Literacy literally changes the human brain. The process of learning to read changes our brain, but so does what we read, how we read and on what we read (print, e-reader, phone, laptop). This is especially important in our new reality, when many people are tethered to multiple screens at any given moment.

She also quotes this which really makes me want to throw the TV in the bin:

When watching a screen, the infant is bombarded with a stream of fast-paced movements, ongoing blinking lights and scene changes, which require ample cognitive resources to make sense of and process. The brain becomes “overwhelmed” and is unable to leave adequate resources for itself to mature in cognitive skills such as executive functions.

You know yo’ve really embedded yourself in a Mexican community when you see a friend riding in the back of a truck on the highway.

📷 Houseplant. Did I do the #mbmar Micro Blog March photo challenge prompt right, @jensands)?

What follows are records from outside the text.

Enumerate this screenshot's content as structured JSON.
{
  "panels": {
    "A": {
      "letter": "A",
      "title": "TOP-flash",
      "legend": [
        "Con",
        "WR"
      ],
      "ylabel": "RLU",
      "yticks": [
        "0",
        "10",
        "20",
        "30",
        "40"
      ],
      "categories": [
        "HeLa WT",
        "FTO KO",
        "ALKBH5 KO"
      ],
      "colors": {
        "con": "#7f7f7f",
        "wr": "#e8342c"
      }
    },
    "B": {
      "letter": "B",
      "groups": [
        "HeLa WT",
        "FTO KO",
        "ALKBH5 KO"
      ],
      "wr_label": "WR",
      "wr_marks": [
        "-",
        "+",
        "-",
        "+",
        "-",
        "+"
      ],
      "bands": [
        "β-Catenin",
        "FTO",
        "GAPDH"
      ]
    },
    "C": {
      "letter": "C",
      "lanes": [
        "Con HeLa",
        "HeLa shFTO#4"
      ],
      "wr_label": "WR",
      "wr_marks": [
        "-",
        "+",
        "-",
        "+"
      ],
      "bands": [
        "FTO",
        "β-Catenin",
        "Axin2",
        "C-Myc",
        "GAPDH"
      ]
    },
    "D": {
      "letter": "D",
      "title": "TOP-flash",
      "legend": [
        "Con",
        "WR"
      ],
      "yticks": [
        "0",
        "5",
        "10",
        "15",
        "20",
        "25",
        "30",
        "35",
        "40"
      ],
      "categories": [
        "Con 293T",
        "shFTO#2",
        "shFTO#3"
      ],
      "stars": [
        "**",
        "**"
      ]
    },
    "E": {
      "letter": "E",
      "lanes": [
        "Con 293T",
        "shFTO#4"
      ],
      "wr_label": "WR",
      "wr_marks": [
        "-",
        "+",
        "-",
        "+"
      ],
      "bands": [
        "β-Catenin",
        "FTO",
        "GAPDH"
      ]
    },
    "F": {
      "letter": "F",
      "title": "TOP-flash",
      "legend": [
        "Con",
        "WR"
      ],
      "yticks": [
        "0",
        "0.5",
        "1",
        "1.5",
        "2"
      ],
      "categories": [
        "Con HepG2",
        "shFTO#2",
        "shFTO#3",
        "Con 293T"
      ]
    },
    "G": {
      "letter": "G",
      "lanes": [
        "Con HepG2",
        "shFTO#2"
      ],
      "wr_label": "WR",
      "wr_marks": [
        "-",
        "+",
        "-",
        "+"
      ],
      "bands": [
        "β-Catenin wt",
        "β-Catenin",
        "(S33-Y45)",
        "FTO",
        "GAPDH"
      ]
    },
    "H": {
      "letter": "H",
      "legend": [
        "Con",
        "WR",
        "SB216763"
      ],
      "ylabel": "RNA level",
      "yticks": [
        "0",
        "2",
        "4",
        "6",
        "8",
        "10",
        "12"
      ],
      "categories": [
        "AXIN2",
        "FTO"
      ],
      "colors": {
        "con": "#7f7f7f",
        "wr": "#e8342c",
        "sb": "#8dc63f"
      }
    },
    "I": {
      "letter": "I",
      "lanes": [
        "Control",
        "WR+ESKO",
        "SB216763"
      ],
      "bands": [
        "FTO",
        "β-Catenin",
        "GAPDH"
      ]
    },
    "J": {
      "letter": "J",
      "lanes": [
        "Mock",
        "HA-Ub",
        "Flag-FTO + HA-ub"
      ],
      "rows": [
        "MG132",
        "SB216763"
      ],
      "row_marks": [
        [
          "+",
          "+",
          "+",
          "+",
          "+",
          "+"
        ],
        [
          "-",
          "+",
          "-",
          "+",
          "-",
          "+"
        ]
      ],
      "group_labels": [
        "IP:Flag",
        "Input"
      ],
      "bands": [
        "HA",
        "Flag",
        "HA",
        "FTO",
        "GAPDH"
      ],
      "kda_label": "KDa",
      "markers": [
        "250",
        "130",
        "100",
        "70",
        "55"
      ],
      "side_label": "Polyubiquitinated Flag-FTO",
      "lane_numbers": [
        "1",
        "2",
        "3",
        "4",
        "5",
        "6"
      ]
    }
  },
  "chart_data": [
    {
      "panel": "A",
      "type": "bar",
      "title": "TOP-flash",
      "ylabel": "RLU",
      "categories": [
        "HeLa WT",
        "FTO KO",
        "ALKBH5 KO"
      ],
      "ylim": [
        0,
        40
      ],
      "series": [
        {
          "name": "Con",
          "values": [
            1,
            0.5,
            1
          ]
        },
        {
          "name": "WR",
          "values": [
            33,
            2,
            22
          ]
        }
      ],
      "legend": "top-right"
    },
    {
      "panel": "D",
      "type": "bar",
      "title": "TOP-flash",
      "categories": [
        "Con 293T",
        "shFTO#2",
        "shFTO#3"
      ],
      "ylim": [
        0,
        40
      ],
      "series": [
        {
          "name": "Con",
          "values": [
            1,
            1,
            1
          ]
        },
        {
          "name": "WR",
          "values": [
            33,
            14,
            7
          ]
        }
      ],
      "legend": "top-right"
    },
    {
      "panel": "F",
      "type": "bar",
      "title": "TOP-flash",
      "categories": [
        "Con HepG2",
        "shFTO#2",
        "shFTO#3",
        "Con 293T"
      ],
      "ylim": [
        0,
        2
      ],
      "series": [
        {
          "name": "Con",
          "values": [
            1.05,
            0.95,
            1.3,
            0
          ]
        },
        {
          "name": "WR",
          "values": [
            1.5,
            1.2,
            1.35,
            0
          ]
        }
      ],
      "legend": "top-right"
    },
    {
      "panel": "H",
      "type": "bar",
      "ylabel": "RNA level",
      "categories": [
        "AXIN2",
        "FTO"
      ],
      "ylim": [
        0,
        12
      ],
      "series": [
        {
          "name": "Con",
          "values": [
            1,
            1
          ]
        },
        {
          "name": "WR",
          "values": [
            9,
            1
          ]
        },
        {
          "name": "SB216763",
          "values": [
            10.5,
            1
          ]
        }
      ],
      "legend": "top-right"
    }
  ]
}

(Photo made a few moments ago on the way to get a coffee in Los Cerritos, Baja California Sur)

📷🇲🇽 Analog (#mbmar Micro Blog March photo challenge prompt suggested by @skarjune)

I made these photos on Playa Cerritos, Baja California Sur, Mexico, on a broken film camera a week ago, then a few days later they were developed in a photo lab at Currumbin Beach, Australia, and I’m posting them today from Las Tunas, Mexico. The wonders of living in a connected world. (Britt has flown back to Australia this week).

📷 Portico (#mbmar Micro Blog March photo challenge prompt suggested by @annahavrom)

From a snow day in Nashville between Christmas and New Year’s Eve just passed.

Dan Shipper’s representation of AI/GPT as a copilot for the mind harkens back to Steve Jobs talking about computers in 1990 as “a bicycle of the mind”.

Something that takes us past our inherent abilities.